Marshall's career took off in 1959 through meeting John Coltrane. The saxophonist needed a lift to an interview with the San Francisco Chronicle music critic Ralph J Gleason in Berkeley. Marshall offered a ride for the chance to take pictures. It was an early example of establishing a bond. "Without trust between the subject and myself I couldn't have worked the way I did and still do. I have to have total access, be allowed where I want, when I want and do my thing the way I do."

One aspect of his career that makes him very dear to journalists was his dogged insistence that his work was his. Attempted rights grabs are ever more commonplace. He fought that slithering monster early on, declaring, "If they don't trust me, with my body of work, fuck it, use someone else."

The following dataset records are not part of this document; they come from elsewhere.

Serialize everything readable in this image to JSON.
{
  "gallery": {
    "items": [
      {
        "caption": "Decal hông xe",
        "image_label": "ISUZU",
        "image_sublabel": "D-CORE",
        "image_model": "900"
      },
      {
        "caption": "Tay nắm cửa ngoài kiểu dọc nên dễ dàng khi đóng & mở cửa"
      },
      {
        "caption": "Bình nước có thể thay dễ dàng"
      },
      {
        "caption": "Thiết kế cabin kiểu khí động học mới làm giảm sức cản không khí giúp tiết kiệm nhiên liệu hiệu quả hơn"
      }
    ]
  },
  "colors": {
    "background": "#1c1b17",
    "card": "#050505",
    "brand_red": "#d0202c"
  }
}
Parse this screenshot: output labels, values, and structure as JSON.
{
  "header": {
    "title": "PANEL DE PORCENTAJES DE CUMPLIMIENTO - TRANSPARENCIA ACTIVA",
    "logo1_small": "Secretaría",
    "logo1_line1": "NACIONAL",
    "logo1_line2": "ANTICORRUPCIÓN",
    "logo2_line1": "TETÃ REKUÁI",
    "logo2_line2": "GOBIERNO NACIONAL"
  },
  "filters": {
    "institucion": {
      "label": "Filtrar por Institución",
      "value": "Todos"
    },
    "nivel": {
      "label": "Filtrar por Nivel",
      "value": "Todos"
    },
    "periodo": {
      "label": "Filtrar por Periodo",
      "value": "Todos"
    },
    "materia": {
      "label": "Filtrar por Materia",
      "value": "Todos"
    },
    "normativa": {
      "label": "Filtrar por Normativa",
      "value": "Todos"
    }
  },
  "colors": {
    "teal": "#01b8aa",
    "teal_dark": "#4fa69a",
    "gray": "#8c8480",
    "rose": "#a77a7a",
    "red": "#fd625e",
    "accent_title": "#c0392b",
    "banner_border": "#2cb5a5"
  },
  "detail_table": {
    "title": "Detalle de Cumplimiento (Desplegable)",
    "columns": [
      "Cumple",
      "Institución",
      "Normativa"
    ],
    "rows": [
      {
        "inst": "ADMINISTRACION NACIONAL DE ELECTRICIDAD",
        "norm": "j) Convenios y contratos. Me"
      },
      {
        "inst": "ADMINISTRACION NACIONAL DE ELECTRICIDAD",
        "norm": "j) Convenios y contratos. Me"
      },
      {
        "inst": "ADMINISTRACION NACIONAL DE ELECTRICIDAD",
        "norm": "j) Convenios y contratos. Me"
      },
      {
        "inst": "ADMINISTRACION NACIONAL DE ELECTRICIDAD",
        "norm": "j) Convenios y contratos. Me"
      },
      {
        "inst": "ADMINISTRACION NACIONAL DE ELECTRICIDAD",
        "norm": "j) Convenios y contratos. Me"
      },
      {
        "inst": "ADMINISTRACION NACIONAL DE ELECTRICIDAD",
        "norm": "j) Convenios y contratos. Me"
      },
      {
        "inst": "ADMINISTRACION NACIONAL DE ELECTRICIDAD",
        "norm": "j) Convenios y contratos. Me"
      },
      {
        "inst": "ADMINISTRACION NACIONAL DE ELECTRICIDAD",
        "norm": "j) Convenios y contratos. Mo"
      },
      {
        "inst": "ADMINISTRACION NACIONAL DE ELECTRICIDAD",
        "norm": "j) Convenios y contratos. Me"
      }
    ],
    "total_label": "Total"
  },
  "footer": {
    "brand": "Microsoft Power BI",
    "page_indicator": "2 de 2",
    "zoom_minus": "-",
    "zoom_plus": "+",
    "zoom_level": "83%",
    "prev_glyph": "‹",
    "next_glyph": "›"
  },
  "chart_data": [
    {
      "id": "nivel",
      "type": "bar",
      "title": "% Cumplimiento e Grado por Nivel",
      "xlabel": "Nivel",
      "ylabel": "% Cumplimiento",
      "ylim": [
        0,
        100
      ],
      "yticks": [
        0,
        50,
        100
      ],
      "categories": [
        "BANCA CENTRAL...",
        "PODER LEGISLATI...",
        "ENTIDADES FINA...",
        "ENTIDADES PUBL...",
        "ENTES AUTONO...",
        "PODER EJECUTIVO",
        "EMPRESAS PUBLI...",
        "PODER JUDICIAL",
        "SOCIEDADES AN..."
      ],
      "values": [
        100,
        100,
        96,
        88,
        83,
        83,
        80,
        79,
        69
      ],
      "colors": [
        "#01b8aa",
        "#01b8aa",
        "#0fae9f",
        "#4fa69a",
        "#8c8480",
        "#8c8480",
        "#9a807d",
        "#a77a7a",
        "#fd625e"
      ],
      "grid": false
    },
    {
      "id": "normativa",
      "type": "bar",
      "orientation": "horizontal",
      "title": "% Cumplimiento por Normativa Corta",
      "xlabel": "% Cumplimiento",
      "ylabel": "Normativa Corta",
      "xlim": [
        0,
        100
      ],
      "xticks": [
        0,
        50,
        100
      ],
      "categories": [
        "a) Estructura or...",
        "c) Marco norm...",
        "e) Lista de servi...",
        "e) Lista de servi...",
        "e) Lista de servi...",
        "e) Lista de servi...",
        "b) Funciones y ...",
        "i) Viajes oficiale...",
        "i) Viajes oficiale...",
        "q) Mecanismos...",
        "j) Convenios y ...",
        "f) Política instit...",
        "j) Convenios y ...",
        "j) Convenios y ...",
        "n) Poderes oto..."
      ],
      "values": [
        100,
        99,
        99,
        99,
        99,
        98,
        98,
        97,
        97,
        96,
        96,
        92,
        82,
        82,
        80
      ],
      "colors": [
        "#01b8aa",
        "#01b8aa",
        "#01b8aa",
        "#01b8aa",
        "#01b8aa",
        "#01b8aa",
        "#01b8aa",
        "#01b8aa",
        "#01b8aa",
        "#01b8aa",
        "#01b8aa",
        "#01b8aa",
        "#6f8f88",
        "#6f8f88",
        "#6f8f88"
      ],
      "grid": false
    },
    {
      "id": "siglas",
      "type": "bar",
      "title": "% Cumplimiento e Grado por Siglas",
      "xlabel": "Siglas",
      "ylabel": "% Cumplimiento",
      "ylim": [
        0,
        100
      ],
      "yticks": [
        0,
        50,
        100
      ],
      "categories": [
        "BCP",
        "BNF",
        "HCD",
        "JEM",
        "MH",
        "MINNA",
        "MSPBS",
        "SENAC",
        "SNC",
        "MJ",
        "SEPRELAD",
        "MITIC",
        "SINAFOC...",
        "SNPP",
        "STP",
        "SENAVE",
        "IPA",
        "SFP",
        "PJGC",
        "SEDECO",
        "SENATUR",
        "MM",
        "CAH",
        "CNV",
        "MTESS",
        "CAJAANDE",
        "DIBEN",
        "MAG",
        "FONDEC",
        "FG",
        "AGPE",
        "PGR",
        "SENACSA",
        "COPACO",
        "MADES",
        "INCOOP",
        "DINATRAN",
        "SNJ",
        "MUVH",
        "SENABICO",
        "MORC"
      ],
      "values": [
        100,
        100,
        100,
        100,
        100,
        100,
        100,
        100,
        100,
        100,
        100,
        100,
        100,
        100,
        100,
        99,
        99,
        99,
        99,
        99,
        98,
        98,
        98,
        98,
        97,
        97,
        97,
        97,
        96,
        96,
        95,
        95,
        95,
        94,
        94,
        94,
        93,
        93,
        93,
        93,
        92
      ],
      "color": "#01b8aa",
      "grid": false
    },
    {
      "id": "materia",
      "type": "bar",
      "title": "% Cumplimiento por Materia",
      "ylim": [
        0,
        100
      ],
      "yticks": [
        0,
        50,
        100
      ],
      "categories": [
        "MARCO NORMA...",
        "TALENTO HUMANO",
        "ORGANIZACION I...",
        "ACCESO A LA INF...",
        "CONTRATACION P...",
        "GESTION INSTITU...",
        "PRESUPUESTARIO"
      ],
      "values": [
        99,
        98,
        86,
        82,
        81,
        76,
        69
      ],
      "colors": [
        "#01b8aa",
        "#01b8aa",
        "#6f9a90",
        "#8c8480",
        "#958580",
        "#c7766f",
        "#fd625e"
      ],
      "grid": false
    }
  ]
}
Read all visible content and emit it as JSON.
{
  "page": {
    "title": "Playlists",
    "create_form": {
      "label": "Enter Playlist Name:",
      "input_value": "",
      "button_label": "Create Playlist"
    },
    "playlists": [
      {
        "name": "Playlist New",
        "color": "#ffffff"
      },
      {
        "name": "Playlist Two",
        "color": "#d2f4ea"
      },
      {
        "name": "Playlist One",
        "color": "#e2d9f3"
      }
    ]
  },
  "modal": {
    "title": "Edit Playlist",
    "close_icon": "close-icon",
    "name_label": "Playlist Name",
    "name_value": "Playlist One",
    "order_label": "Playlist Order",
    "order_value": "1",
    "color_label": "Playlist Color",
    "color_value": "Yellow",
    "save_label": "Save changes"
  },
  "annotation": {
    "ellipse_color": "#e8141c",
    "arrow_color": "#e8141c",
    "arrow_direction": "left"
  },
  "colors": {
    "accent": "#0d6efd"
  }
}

He was painstaking in selecting which images to put before the public, a process revealed in Proof (2004) where the final chosen "hero shot" was placed side-by-side with the contact sheet it came from. His work has since been voluminously collected from the ones that got away. His legacy of blues, country, folk, jazz and rock photojournalism is documented in Monterey Pop (1992) with Joel Selvin, Not Fade Away: The Rock & Roll Photography of Jim Marshall (1997), Jazz (2005) with Phil Elwood, Early Dylan (2005) with pictures by Barry Feinstein, Arlo Guthrie, Daniel Kramer and Marshall, Tomorrow Never Knows: The Beatles Last Concert (2006) with writer Eric Lefcowitz, Trust: Photographs of Jim Marshall (2009) and Match Prints (2010) with Timothy White.

He died in his sleep in his New York hotel, on tour promoting Match Prints. Although Marshall never had any children, he quipped that his work was his legacy: "I have no kids. My photographs are my children."

Ken Hunt

Jim Marshall, photojournalist: born Chicago 3 February 1936; married; died New York City 24 March 2010.